Pacific Gas and Electric released financial documents Tuesday that experts say could be a warning that the utility will soon file for bankruptcy or face other serious financial issues due to escalating costs related to multiple California wildfires.
PG&E filed an 8-K document with the Securities and Exchange Commission disclosing it has withdrawn all of the cash available from its revolving credit lines, a move that often presages a bankruptcy filing. The utility could also be preparing for other situations, such as a credit downgrade or another state report linking its equipment to wildfires.
PG&E told financial analysts that its move is due to billions of dollars in debt coming due in the next few months, and not a preparation for bankruptcy, according to a note obtained by Utility Dive.
Companies use revolving credit lines to finance their operations, and financial experts say drawing all that debt down at once, as PG&E did Tuesday, typically means a firm is preparing for tough times.
“This is a surprising move and it is potentially consistent with a bankruptcy filing,” said Michael Wara, a professor at Stanford Law School, “but there are other potential explanations that are also possible, especially under the circumstances in which PG&E finds itself.”
Companies preparing for bankruptcy often draw down their debt to avoid more onerous financing terms through the bankruptcy process, Wara said. But PG&E could also be putting cash in the bank to insulate itself from other financial situations.
One option is that PG&E is preparing to have its credit rating downgraded to non-investment status, Wara said, which would exacerbate its already limited access to capital markets.

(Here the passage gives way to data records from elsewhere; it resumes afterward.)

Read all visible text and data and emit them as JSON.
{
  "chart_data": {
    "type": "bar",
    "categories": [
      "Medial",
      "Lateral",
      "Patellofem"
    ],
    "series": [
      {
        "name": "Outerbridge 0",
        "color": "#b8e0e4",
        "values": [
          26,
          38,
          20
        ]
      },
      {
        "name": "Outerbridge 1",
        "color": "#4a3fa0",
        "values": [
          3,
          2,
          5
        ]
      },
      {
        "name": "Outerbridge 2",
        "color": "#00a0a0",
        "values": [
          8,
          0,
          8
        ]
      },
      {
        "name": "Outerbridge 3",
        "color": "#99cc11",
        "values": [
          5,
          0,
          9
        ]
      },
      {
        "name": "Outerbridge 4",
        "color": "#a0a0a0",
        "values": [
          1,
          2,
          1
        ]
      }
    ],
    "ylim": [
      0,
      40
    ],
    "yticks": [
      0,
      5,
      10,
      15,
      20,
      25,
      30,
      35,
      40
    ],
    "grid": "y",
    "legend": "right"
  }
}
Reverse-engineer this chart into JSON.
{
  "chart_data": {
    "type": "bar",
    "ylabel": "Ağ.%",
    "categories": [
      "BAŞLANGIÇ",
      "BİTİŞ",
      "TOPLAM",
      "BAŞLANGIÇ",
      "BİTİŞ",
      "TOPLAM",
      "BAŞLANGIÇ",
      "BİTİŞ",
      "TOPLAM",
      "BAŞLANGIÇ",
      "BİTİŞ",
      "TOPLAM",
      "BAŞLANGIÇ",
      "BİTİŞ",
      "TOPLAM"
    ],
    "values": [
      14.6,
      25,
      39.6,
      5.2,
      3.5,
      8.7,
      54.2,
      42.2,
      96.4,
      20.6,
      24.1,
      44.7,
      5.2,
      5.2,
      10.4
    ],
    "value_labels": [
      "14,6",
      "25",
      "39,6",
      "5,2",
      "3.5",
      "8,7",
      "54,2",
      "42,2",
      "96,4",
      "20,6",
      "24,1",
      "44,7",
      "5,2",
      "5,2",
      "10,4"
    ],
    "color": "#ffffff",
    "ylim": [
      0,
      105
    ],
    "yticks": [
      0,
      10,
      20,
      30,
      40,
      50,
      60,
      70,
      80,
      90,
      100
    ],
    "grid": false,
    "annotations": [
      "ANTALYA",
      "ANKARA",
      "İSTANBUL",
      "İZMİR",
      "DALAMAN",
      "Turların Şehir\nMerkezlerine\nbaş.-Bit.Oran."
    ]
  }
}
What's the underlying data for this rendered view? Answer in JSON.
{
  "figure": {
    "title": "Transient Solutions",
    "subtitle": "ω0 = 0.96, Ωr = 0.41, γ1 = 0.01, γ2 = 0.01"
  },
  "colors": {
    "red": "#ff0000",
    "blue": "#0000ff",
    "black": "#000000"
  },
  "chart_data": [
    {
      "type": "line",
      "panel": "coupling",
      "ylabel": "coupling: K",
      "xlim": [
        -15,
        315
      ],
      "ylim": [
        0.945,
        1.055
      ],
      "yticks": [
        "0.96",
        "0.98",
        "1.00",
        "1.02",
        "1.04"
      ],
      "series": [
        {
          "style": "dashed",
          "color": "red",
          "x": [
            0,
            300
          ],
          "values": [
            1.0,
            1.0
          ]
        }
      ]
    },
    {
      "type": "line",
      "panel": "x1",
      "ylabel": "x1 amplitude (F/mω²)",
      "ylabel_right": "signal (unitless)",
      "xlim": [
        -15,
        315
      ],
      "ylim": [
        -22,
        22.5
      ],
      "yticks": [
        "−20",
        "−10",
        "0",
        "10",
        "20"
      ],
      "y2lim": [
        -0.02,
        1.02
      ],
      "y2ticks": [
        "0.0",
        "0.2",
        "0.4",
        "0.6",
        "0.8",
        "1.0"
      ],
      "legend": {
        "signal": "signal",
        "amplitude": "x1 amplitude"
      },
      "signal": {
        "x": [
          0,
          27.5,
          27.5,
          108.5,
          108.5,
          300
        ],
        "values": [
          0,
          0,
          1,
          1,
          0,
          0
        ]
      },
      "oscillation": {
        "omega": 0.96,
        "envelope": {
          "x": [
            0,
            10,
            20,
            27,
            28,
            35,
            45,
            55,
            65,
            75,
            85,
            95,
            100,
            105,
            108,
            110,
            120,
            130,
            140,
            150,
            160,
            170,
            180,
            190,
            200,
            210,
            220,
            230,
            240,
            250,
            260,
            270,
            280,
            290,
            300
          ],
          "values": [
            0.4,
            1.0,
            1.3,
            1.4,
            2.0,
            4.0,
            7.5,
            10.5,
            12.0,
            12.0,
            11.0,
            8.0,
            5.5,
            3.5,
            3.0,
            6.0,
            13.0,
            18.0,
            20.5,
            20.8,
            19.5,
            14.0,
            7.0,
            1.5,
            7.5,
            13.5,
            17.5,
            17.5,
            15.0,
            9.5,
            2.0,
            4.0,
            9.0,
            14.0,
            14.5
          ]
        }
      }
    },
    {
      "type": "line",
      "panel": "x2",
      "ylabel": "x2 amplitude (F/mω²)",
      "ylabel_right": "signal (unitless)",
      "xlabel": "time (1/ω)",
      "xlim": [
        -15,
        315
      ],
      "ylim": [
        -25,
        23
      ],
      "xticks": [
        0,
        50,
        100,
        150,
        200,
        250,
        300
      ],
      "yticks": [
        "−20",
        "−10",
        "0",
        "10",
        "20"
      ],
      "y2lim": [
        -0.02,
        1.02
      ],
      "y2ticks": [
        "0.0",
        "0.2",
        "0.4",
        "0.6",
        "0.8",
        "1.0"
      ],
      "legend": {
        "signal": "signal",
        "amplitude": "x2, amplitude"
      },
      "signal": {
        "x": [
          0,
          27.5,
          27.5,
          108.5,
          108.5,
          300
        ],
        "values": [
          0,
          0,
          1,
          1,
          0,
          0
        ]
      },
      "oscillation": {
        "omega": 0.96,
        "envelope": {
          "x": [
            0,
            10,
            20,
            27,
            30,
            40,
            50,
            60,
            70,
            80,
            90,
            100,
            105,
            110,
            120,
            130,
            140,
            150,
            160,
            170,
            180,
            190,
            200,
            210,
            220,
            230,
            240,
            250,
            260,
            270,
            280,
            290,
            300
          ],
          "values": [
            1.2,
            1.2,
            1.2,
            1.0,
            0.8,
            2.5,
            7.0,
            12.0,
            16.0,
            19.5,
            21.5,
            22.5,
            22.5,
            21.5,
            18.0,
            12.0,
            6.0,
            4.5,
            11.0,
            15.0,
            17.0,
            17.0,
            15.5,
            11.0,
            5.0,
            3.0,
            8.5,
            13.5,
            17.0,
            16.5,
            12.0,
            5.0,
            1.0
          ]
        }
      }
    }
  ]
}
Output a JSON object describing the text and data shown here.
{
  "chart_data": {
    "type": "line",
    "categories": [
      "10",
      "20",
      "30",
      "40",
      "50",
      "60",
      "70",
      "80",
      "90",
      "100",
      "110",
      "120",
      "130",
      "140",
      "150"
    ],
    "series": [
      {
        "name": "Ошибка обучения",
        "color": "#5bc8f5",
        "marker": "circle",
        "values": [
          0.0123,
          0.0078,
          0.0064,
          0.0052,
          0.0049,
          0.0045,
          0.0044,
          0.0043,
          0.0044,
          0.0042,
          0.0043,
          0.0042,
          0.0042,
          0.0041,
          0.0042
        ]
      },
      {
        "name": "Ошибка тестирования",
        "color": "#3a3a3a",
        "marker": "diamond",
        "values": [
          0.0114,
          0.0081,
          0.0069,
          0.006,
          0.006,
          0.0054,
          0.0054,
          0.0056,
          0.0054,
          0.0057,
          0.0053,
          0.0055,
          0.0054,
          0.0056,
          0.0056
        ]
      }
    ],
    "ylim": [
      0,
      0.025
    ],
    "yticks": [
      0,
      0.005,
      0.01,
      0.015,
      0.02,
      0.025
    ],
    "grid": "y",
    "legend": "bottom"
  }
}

It also could be anticipating that California fire authorities will find its equipment responsible for the Tubbs Fire, which killed 24 people last year.
State officials have already found PG&E wires responsible for 16 fires last year. On Monday, California utility regulators announced a new investigation into PG&E’s involvement with the ongoing Camp Fire, which has killed 42 people so far — the worst in state history.
In June — before the Camp Fire outbreak — PG&E officials told state lawmakers that fire expenses could force the utility into bankruptcy or compel it to break the company into several pieces. Financial analysts say those are just two options of many that could be foreshadowed by the debt drawdown.
“They've shored up and essentially enhanced their financial flexibility and I think given the situation that's occurred there it's not entirely surprising,” said Paul Patterson, an analyst at Glenrock Associates, a financial research firm. “Whether that means they are going to take additional action remains to be seen.”
“They’re in a situation which is pretty extreme,” he added, “and I think it behooves them to take action to increase their financial flexibility.”
PG&E did not respond directly to questions about the debt drawdown, saying in an emailed statement that the "entire company is focused on supporting first responders and assisting our customers and communities impacted by the Camp Fire."
However, in a note to clients, Julien Dumoulin-Smith, a Bank of America-Merrill Lynch analyst, said the utility assured his firm that it is not preparing a bankruptcy filing.
“We had a chance to catch up with the company,” Dumoulin-Smith wrote, “noting that this isn't an indication of pre-filing for bankruptcy as they have $800 [million] of short-term debt coming due over the next three months as well as historical debt maturing in excess of $1 [billion].”
“However,” the analyst noted, “the reality is that this is very alarming given the timing as we don't know the specifics of the situation.”
If PG&E does file for bankruptcy, it would be the second time the company has been through the process in less than two decades. The company last emerged from bankruptcy almost 15 years ago following its filing during the California energy crisis.